One change we're planning to make is to switch to using a full-fledged text search engine to power the search feature of RSS Bandit. Currently, we load all the text in memory and use the .NET Framework's string comparison operators to find the target text. We want to move to a model where files on disk are indexed in the background and we don't have to have stuff in memory to search it. This should significantly improve the memory consumed by RSS Bandit.
We've investigated a couple of options for our search solution. My first thought was integrating with MSN Windows Desktop Search. After exchanging some mail with various members of the team, I decided that this wouldn't meet our needs for a number of reasons
- Users will need to have Windows Desktop Search installed so we either need to figure out how to bundle it with RSS Bandit or disable the feature if it is not installed.
- The indexing service is file-centric. However we need to index individual RSS/Atom items within the cached RSS/Atom feeds on disk. This means we'll have to change our model to storing one file per RSS/Atom item which could lead hundreds to thousands of files per feed.

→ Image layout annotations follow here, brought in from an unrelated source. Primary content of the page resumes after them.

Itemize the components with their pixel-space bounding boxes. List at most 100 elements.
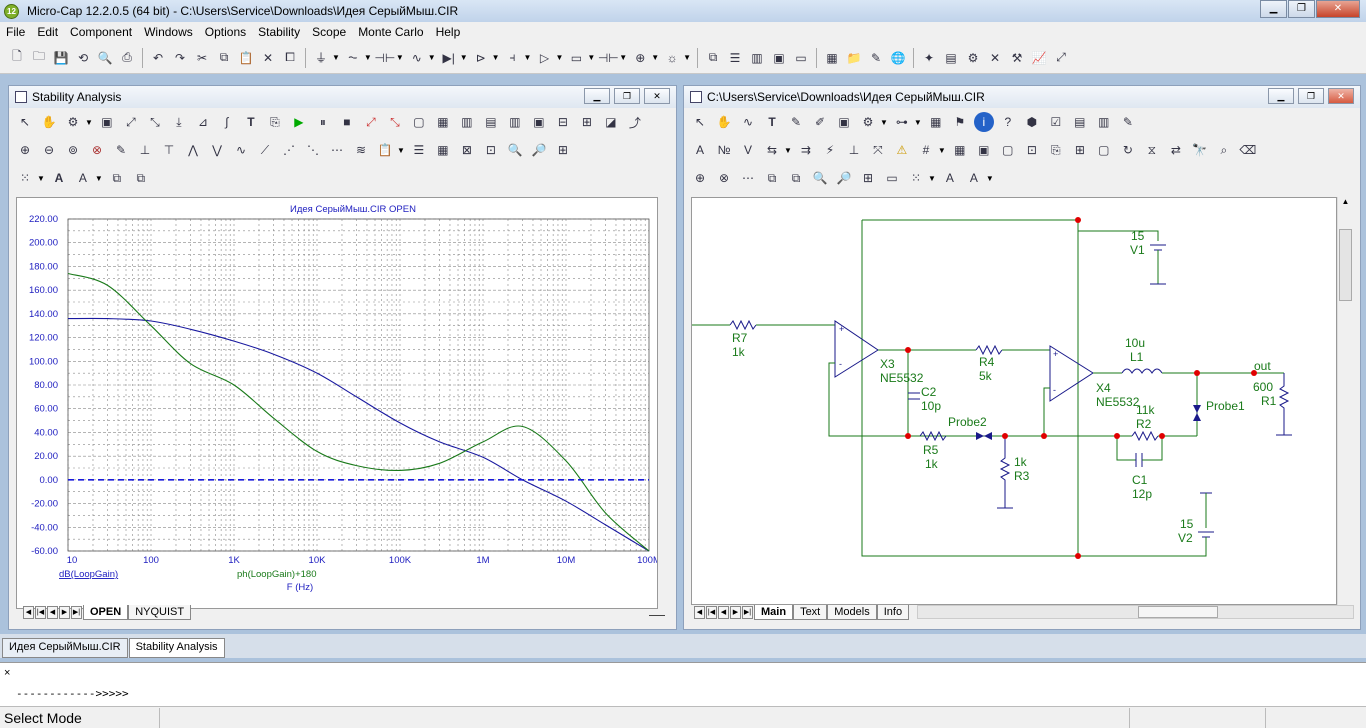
power-icon[interactable]: ⇉	[796, 140, 816, 160]
peak-icon[interactable]: ⊥	[135, 140, 155, 160]
calculator-icon[interactable]: ▦	[823, 49, 841, 67]
magnify-box-icon[interactable]: ⊞	[553, 140, 573, 160]
high-icon[interactable]: ⋀	[183, 140, 203, 160]
pan-hand-icon[interactable]: ✋	[39, 112, 59, 132]
c2-value[interactable]: 10p	[921, 399, 941, 413]
clipboard-icon[interactable]: 📋	[375, 140, 395, 160]
text-icon[interactable]: T	[241, 112, 261, 132]
tools-icon[interactable]: ✕	[986, 49, 1004, 67]
top-icon[interactable]: ⋯	[327, 140, 347, 160]
tile-vertical-icon[interactable]: ▥	[748, 49, 766, 67]
legend-ph-loopgain[interactable]: ph(LoopGain)+180	[237, 569, 317, 580]
xy-icon[interactable]: ⊠	[457, 140, 477, 160]
legend-db-loopgain[interactable]: dB(LoopGain)	[59, 569, 118, 580]
r3-label[interactable]: R3	[1014, 469, 1030, 483]
v2-value[interactable]: 15	[1180, 517, 1194, 531]
find-next-icon[interactable]: ⌕	[1214, 140, 1234, 160]
r7-label[interactable]: R7	[732, 331, 748, 345]
save-icon[interactable]: 💾	[52, 49, 70, 67]
list-icon[interactable]: ☰	[409, 140, 429, 160]
menu-edit[interactable]: Edit	[31, 25, 64, 39]
restore-scale-icon[interactable]: ⤡	[145, 112, 165, 132]
probe1-marker2[interactable]	[1193, 413, 1201, 421]
analysis-icon[interactable]: ⚒	[1008, 49, 1026, 67]
wizard-icon[interactable]: ✦	[920, 49, 938, 67]
resistor-icon[interactable]: ⏦	[344, 49, 362, 67]
nav-last-icon[interactable]: ▶|	[742, 605, 753, 619]
output-close-icon[interactable]: ×	[4, 667, 10, 679]
fit-icon[interactable]: ⤓	[169, 112, 189, 132]
font-style-icon[interactable]: A	[73, 168, 93, 188]
grid-dots-icon[interactable]: ⁙	[906, 168, 926, 188]
slope-icon[interactable]: ⟋	[255, 140, 275, 160]
title-block-icon[interactable]: ▣	[974, 140, 994, 160]
r7-value[interactable]: 1k	[732, 345, 746, 359]
window2-icon[interactable]: ▭	[792, 49, 810, 67]
box-icon[interactable]: ▢	[409, 112, 429, 132]
layers-icon[interactable]: ⎘	[1046, 140, 1066, 160]
capacitor-icon[interactable]: ⊣⊢	[374, 49, 395, 67]
r2-label[interactable]: R2	[1136, 417, 1152, 431]
window-icon[interactable]: ▣	[770, 49, 788, 67]
tile-horizontal-icon[interactable]: ☰	[726, 49, 744, 67]
menu-file[interactable]: File	[0, 25, 31, 39]
flip-icon[interactable]: ⇄	[1166, 140, 1186, 160]
text-icon[interactable]: T	[762, 112, 782, 132]
more-icon[interactable]: ⋯	[738, 168, 758, 188]
check-icon[interactable]: ☑	[1046, 112, 1066, 132]
r2-value[interactable]: 11k	[1136, 403, 1155, 417]
grid-dots-icon[interactable]: ⁙	[15, 168, 35, 188]
l1-value[interactable]: 10u	[1125, 336, 1145, 350]
find-icon[interactable]: 🔭	[1190, 140, 1210, 160]
component-library-icon[interactable]: 📁	[845, 49, 863, 67]
tab-nyquist[interactable]: NYQUIST	[128, 604, 192, 620]
voltage-icon[interactable]: V	[738, 140, 758, 160]
calc-icon[interactable]: ▦	[433, 140, 453, 160]
schematic-maximize-button[interactable]: ❐	[1298, 88, 1324, 104]
nav-last-icon[interactable]: ▶|	[71, 605, 82, 619]
formula-icon[interactable]: ∫	[217, 112, 237, 132]
schematic-horizontal-scrollbar[interactable]	[917, 605, 1354, 619]
zoom-out-icon[interactable]: ⊖	[39, 140, 59, 160]
scale-icon[interactable]: ▣	[97, 112, 117, 132]
pen-icon[interactable]: ✐	[810, 112, 830, 132]
grid-icon[interactable]: ⊿	[193, 112, 213, 132]
cross-icon[interactable]: ⤧	[868, 140, 888, 160]
menu-help[interactable]: Help	[430, 25, 467, 39]
close-button[interactable]: ✕	[1316, 0, 1360, 18]
auto-scale-icon[interactable]: ⤢	[121, 112, 141, 132]
r3-value[interactable]: 1k	[1014, 455, 1028, 469]
page-icon[interactable]: ⊡	[1022, 140, 1042, 160]
edit-icon[interactable]: ✎	[1118, 112, 1138, 132]
menu-options[interactable]: Options	[199, 25, 252, 39]
tab-main[interactable]: Main	[754, 604, 794, 620]
stop-icon[interactable]: ■	[337, 112, 357, 132]
pin-connect-icon[interactable]: ⊥	[844, 140, 864, 160]
clear-icon[interactable]: ⌫	[1238, 140, 1258, 160]
tab-info[interactable]: Info	[876, 604, 910, 620]
xy2-icon[interactable]: ⊡	[481, 140, 501, 160]
scope-icon[interactable]: ⤢	[1052, 49, 1070, 67]
undo-icon[interactable]: ↶	[149, 49, 167, 67]
x3-value[interactable]: NE5532	[880, 371, 924, 385]
bring-front-icon[interactable]: ⧉	[107, 168, 127, 188]
rotate-icon[interactable]: ↻	[1118, 140, 1138, 160]
nav-forward-icon[interactable]: ▶	[59, 605, 70, 619]
nav-prev-icon[interactable]: |◀	[706, 605, 717, 619]
redo-icon[interactable]: ↷	[171, 49, 189, 67]
x4-label[interactable]: X4	[1096, 381, 1111, 395]
nav-forward-icon[interactable]: ▶	[730, 605, 741, 619]
hscroll-thumb[interactable]	[1138, 606, 1219, 618]
nav-prev-icon[interactable]: |◀	[35, 605, 46, 619]
current-icon[interactable]: ⇆	[762, 140, 782, 160]
send-back-icon[interactable]: ⧉	[786, 168, 806, 188]
global-high-icon[interactable]: ⋰	[279, 140, 299, 160]
font-icon[interactable]: A	[940, 168, 960, 188]
r5-label[interactable]: R5	[923, 443, 939, 457]
v1-value[interactable]: 15	[1131, 229, 1145, 243]
properties-icon[interactable]: ⚙	[63, 112, 83, 132]
attr-text-icon[interactable]: A	[690, 140, 710, 160]
zoom-out-icon[interactable]: 🔎	[834, 168, 854, 188]
list-icon[interactable]: ▤	[1070, 112, 1090, 132]
magnify-out-icon[interactable]: 🔎	[529, 140, 549, 160]
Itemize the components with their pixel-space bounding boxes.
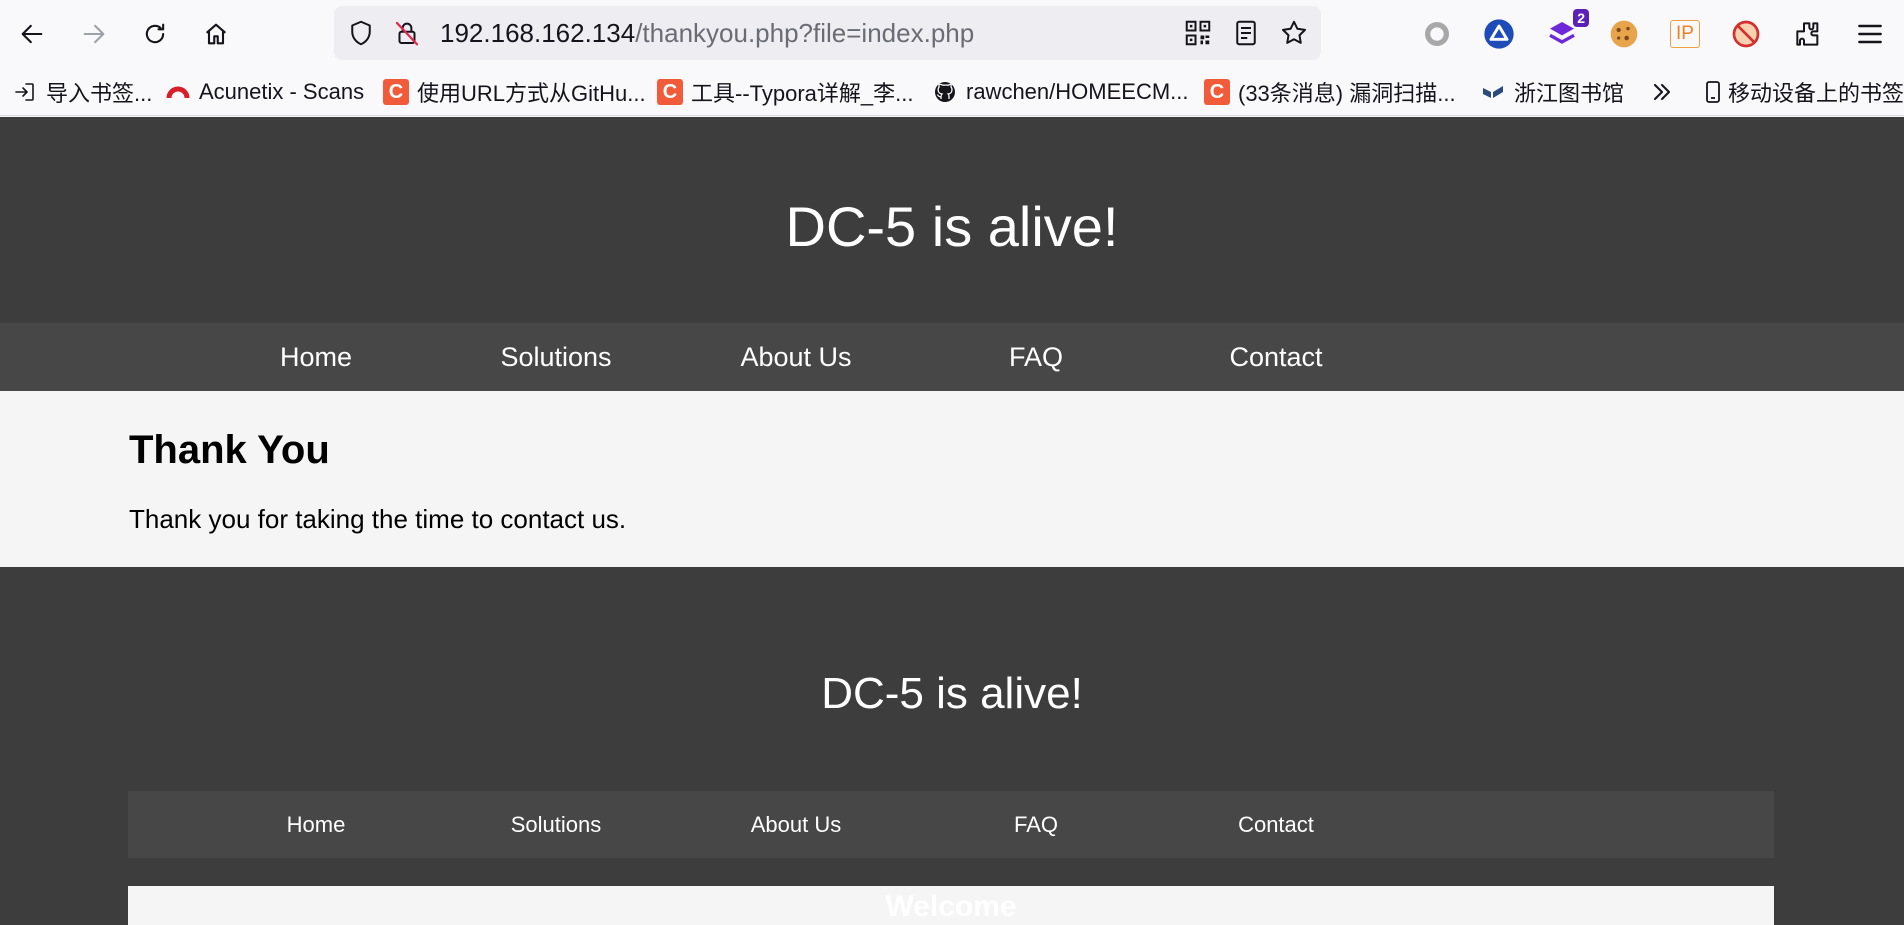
csdn-icon: C: [1204, 79, 1230, 105]
bookmark-label: rawchen/HOMEECM...: [966, 79, 1189, 104]
page-heading: Thank You: [129, 428, 330, 472]
welcome-panel: Welcome: [128, 886, 1774, 925]
back-button[interactable]: [12, 14, 52, 54]
qr-code-icon[interactable]: [1183, 18, 1213, 48]
ip-icon: IP: [1670, 20, 1700, 48]
bookmark-label: 工具--Typora详解_李...: [691, 81, 914, 106]
reload-button[interactable]: [135, 14, 175, 54]
forward-button[interactable]: [74, 14, 114, 54]
footer-navigation: Home Solutions About Us FAQ Contact: [128, 791, 1774, 858]
bookmark-label: 移动设备上的书签: [1728, 81, 1904, 106]
thank-you-message: Thank you for taking the time to contact…: [129, 504, 627, 534]
url-text[interactable]: 192.168.162.134/thankyou.php?file=index.…: [440, 6, 974, 60]
browser-toolbar: 192.168.162.134/thankyou.php?file=index.…: [0, 0, 1904, 68]
bookmark-item[interactable]: 浙江图书馆: [1480, 68, 1624, 116]
forward-arrow-icon: [83, 24, 105, 44]
library-icon: [1480, 79, 1506, 105]
nav-solutions[interactable]: Solutions: [436, 323, 676, 391]
reader-view-icon[interactable]: [1231, 18, 1261, 48]
mobile-bookmarks-folder[interactable]: 移动设备上的书签: [1700, 68, 1904, 116]
url-path: /thankyou.php?file=index.php: [635, 18, 975, 48]
extension-triangle-button[interactable]: [1482, 17, 1516, 51]
app-menu-button[interactable]: [1853, 17, 1887, 51]
puzzle-piece-icon: [1796, 22, 1819, 46]
bookmark-item[interactable]: Acunetix - Scans: [165, 68, 364, 116]
csdn-icon: C: [657, 79, 683, 105]
bookmark-label: 浙江图书馆: [1514, 81, 1625, 106]
footer-nav-solutions[interactable]: Solutions: [436, 791, 676, 858]
mobile-icon: [1700, 79, 1726, 105]
extension-circle-button[interactable]: [1420, 17, 1454, 51]
home-button[interactable]: [196, 14, 236, 54]
extension-ip-button[interactable]: IP: [1668, 17, 1702, 51]
bookmark-item[interactable]: 导入书签...: [12, 68, 152, 116]
reload-icon: [145, 23, 165, 44]
extension-cookie-button[interactable]: [1607, 17, 1641, 51]
bookmarks-toolbar: 导入书签... Acunetix - Scans C 使用URL方式从GitHu…: [0, 68, 1904, 116]
csdn-icon: C: [383, 79, 409, 105]
bookmark-item[interactable]: C 使用URL方式从GitHu...: [383, 68, 646, 116]
included-page-section: DC-5 is alive! Home Solutions About Us F…: [0, 567, 1904, 925]
tracking-protection-shield-icon[interactable]: [346, 18, 376, 48]
cookie-icon: [1610, 20, 1638, 48]
nav-contact[interactable]: Contact: [1156, 323, 1396, 391]
bookmark-label: 使用URL方式从GitHu...: [417, 81, 646, 106]
insecure-lock-icon[interactable]: [392, 18, 422, 48]
bookmarks-overflow-button[interactable]: [1648, 68, 1676, 116]
site-title: DC-5 is alive!: [785, 195, 1119, 258]
import-icon: [12, 79, 38, 105]
main-navigation: Home Solutions About Us FAQ Contact: [0, 323, 1904, 391]
hamburger-menu-icon: [1858, 24, 1882, 44]
bookmark-label: Acunetix - Scans: [199, 79, 365, 104]
back-arrow-icon: [21, 24, 43, 44]
block-icon: [1732, 20, 1760, 48]
site-header: DC-5 is alive!: [0, 117, 1904, 323]
triangle-logo-icon: [1484, 19, 1514, 49]
footer-nav-contact[interactable]: Contact: [1156, 791, 1396, 858]
bookmark-item[interactable]: rawchen/HOMEECM...: [932, 68, 1189, 116]
footer-site-title: DC-5 is alive!: [821, 669, 1083, 718]
bookmark-item[interactable]: C 工具--Typora详解_李...: [657, 68, 913, 116]
record-circle-icon: [1425, 22, 1449, 46]
bookmark-item[interactable]: C (33条消息) 漏洞扫描...: [1204, 68, 1456, 116]
nav-about-us[interactable]: About Us: [676, 323, 916, 391]
nav-home[interactable]: Home: [196, 323, 436, 391]
github-icon: [932, 79, 958, 105]
footer-nav-about-us[interactable]: About Us: [676, 791, 916, 858]
chevron-double-right-icon: [1653, 83, 1671, 101]
bookmark-star-icon[interactable]: [1279, 18, 1309, 48]
extension-badge: 2: [1573, 9, 1589, 27]
extension-blocker-button[interactable]: [1729, 17, 1763, 51]
url-host: 192.168.162.134: [440, 18, 636, 48]
footer-nav-faq[interactable]: FAQ: [916, 791, 1156, 858]
acunetix-icon: [165, 79, 191, 105]
extension-layers-button[interactable]: 2: [1545, 9, 1589, 51]
home-icon: [205, 23, 227, 45]
bookmark-label: 导入书签...: [46, 81, 153, 106]
welcome-heading: Welcome: [885, 890, 1017, 923]
footer-nav-home[interactable]: Home: [196, 791, 436, 858]
bookmark-label: (33条消息) 漏洞扫描...: [1238, 81, 1456, 106]
extensions-button[interactable]: [1791, 17, 1825, 51]
main-content: Thank You Thank you for taking the time …: [0, 391, 1904, 567]
nav-faq[interactable]: FAQ: [916, 323, 1156, 391]
address-bar[interactable]: 192.168.162.134/thankyou.php?file=index.…: [334, 6, 1321, 60]
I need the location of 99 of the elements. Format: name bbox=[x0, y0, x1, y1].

- The biggest gotcha was that making the indexer understand the structure of RSS/Atom feeds requires writing a custom IFilter which involves gnarly C++ coding then dealing with hairy COM<->.NET interop issues. Not exactly the kind of work one wants to do in their free time.
After further investigation we've settled on Lucene.NET which doesn't have any of the aforementioned problems. However we have been dealing with some issues that could either be bugs or just a misunderstanding of how the APIs should be used. We'll keep you posted.